A pilot since high school, Edwards lands the plane expertly, the touchdown soft and centered. C., in the early afternoon for the next phase of a busy Tuesday.
Unlike the situation with several other top drivers, Edwards’ wife (a physician at the University of Missouri Department of Physical Medicine) and children are rarely seen at racetracks and almost never make pre-race appearances along pit road.
His children are not along for the ride, Edwards says, and they deserve to grow up without scrutiny from the racing masses outside the busy bubble of NASCAR.
He moved faster in racing than in the air, however, and, by the age of 25, he had a full-time ride in the Sprint Cup Series with team owner Jack Roush.
Retired driver Mark Martin, an Edwards teammate at Roush, once said of him, “Hey, the kid won’t even buy cable! He had everything needed to be a success in the sport — talent, skill, daring, contacts.
He flies to every Sprint Cup weekend except the ones at Kansas Speedway, which is about a two-hour drive from his home.

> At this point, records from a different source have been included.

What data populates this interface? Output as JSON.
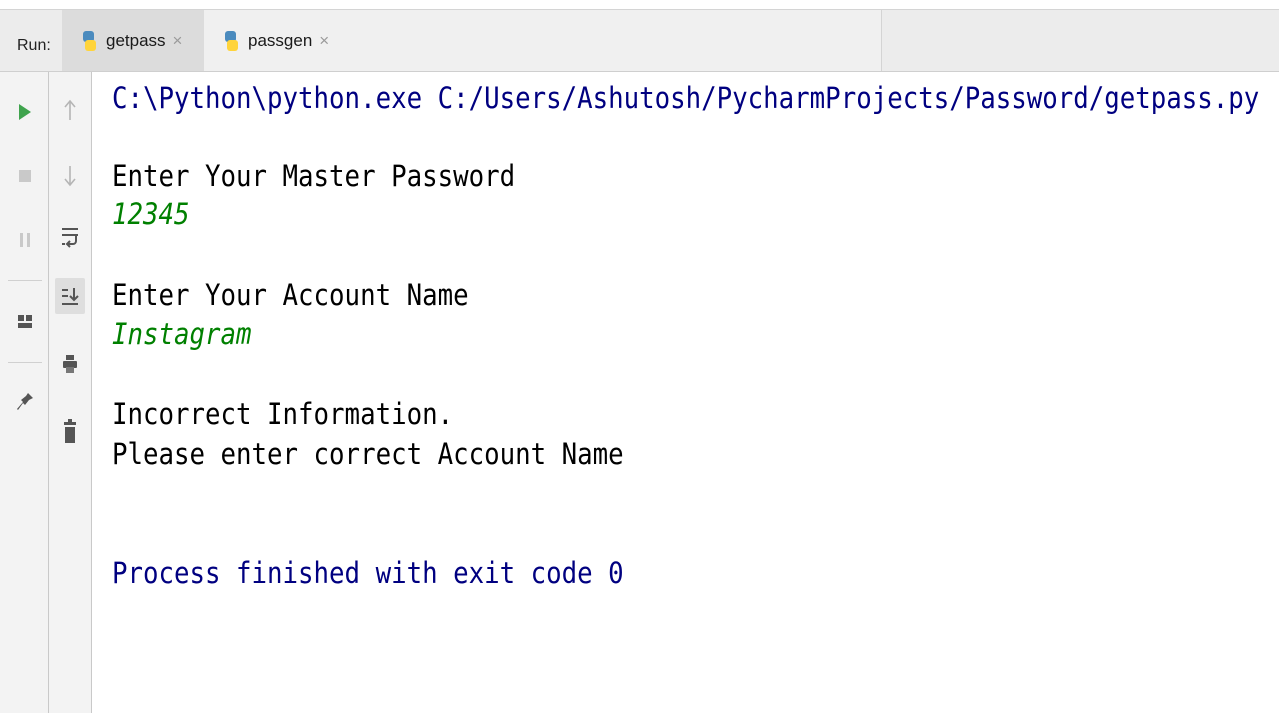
{
  "run_panel": {
    "label": "Run:",
    "tabs": [
      {
        "label": "getpass",
        "close": "×",
        "icon": "python-icon"
      },
      {
        "label": "passgen",
        "close": "×",
        "icon": "python-icon"
      }
    ]
  },
  "toolbar": {
    "left": [
      "rerun-icon",
      "stop-icon",
      "pause-icon",
      "layout-icon",
      "pin-icon"
    ],
    "right": [
      "up-arrow-icon",
      "down-arrow-icon",
      "soft-wrap-icon",
      "scroll-to-end-icon",
      "print-icon",
      "trash-icon"
    ]
  },
  "console": {
    "command": "C:\\Python\\python.exe C:/Users/Ashutosh/PycharmProjects/Password/getpass.py",
    "prompt_master": "Enter Your Master Password",
    "input_master": "12345",
    "prompt_account": "Enter Your Account Name",
    "input_account": "Instagram",
    "error_line1": "Incorrect Information.",
    "error_line2": "Please enter correct Account Name",
    "finished": "Process finished with exit code 0"
  },
  "colors": {
    "command": "#000080",
    "user_input": "#008000",
    "finished": "#000080",
    "run_green": "#3fa34d"
  }
}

A significant investment (new CJ3s sell for about million), the plane hit the pocket of the notoriously thrifty Edwards hard, but the positive numbers on the other side of the equation made the purchase work.“I could do everything I need to do without a plane, but I literally would spend my life in an airport (flying commercial airlines),” Edwards told USA TODAY Sports.
Still, Edwards hid dollars from himself.“I always worry about money,” he said. “And,” he said, “before I got a plane I drove everywhere — used to sleep in my car at truckstops. Edwards sees life in Columbia as a Midwestern diversion from the hurried NASCAR lifestyle.

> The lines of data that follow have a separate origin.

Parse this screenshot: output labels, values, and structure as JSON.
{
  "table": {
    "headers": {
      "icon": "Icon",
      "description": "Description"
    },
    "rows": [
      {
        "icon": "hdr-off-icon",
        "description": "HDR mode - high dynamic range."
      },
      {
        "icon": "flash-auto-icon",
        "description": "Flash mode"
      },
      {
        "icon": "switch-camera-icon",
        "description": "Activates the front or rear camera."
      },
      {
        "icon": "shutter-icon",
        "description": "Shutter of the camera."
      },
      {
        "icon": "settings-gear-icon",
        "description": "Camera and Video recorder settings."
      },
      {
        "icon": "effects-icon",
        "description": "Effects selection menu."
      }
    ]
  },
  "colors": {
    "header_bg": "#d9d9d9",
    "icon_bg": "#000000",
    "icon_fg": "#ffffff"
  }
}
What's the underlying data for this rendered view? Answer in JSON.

“My first year at Roush — the net amount I made was all in the bank except for ,000. I was going to save every penny I could.”Edwards still lives in his childhood home — a nondescript three-bedroom in a Columbia subdivision. He is open to fans and competitors and other fellow travelers while with the racing circus, but he is intensely private at home and looks upon Columbia as sanctuary for his family.
“This plane saves me about a hundred days a year.”And most of those days are spent at home in Columbia, where Edwards lives with his wife, Kate, and their children, Anne and Michael.“Days like today, with multiple things going on, there’s no way I could do it without a plane,” Edwards said.